Groupwise Registration with Physics-Informed Test-Time Adaptation on Multi-parametric Cardiac MRI
Xinqi Li, Yi Zhang, Li-Ting Huang, Hsiao-Huang Chang, Thoralf Niendorf, Min-Chi Ku, Qian Tao, Hsin-Jung Yang
TL;DR
Multiparametric CMR maps such as $T_1$ and $T_2$ are prone to misalignment from motion, complicating pixel-wise analysis. The authors introduce physics-informed test-time adaptation (PI-TTA) with a hierarchical two-level groupwise registration to enable robust cross-contrast alignment by generating inversion-recovery–like synthetic references for case-specific fine-tuning. The method pre-trains on model-agnostic data and adapts per test series, replacing the similarity term with $L_2$ when matching synthetic references.
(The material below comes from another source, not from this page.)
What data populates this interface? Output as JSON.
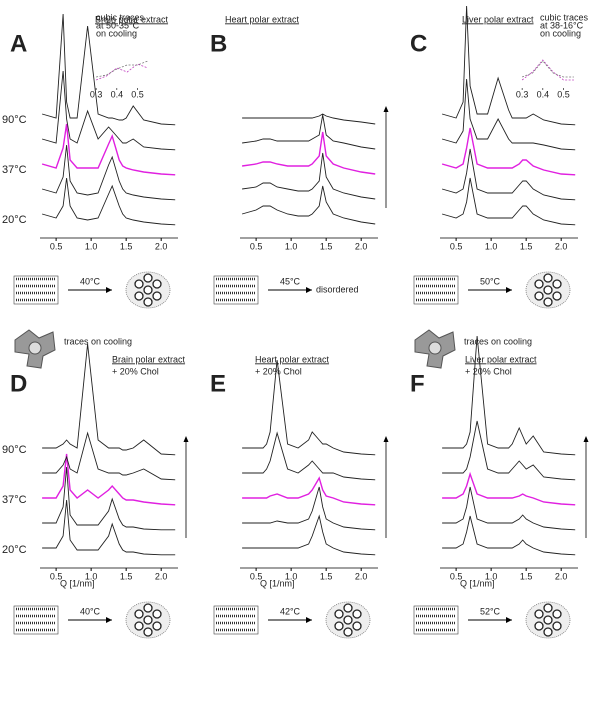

Results on healthy volunteers show improved myocardial boundary alignment and higher $R^2$ fits and Dice scores between T1 and T2 maps, with runtime around $10$ seconds, suggesting potential for real-time clinical use. The approach is flexible to other multiparametric mappings and multiple physics models.
Abstract
Multiparametric mapping MRI has become a viable tool for myocardial tissue characterization. However, misalignment between multiparametric maps makes pixel-wise analysis challenging. To address this challenge, we developed a generalizable physics-informed deep-learning model using test-time adaptation to enable group image registration across contrast weighted images acquired from multiple physical models (e.g., a T1 mapping model and T2 mapping model). The physics-informed adaptation utilized the synthetic images from specific physics model as registration reference, allows for transductive learning for various tissue contrast. We validated the model in healthy volunteers with various MRI sequences, demonstrating its improvement for multi-modal registration with a wide range of image contrast variability.